Die Zeitschrift Bike Europe berichtete am 14. September 2017 auf ihrer Webpage:

The European Standardization Committee for bicycles CEN/TC 333 ‘Cycles’ considers it high time that a standard describing the safety requirements and test methods for cargo bikes be developed. Stakeholders are requested to join the development process. The vote on the start of the normalization process is October 5.

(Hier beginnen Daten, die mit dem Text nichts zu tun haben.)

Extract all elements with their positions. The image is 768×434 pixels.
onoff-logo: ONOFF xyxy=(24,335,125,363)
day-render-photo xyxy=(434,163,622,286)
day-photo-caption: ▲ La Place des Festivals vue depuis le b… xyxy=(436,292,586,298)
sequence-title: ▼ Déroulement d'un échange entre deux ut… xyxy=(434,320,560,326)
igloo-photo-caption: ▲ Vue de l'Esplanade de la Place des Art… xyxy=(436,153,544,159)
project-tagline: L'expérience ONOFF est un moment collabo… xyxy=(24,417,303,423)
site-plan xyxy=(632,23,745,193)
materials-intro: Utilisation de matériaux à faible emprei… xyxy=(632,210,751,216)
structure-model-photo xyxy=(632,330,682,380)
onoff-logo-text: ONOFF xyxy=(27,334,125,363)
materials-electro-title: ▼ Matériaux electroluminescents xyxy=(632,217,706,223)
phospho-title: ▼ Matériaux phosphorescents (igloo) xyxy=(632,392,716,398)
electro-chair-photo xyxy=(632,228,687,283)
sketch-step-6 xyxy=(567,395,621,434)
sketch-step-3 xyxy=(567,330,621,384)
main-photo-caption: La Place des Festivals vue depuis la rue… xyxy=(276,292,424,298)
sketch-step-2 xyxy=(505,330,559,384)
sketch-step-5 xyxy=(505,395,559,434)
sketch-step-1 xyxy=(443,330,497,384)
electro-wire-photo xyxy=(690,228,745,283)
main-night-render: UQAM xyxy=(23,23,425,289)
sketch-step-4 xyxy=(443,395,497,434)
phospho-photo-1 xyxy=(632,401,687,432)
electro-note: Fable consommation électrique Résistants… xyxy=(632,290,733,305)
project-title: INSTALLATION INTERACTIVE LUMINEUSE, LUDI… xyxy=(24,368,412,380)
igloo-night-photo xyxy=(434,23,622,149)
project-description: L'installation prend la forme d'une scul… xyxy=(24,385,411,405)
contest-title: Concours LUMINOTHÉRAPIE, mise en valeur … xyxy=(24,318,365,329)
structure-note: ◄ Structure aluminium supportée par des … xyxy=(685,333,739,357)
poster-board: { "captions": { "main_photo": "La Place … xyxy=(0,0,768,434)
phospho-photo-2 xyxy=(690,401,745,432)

Die Abstimmung findet unter den 36 nationalen Mitgliedsorganisationen des European Committee for Standardisation statt. Deutsches Mitglied ist das DIN-Institut. Bei einem positiven Abstimmungsergebnis kann die Arbeit an einer europäischen Norm für Cargobikes beginnen wenn mindestens fünf Mitgliedsorganisationen Interesse an einer aktiven Mitarbeit bekunden.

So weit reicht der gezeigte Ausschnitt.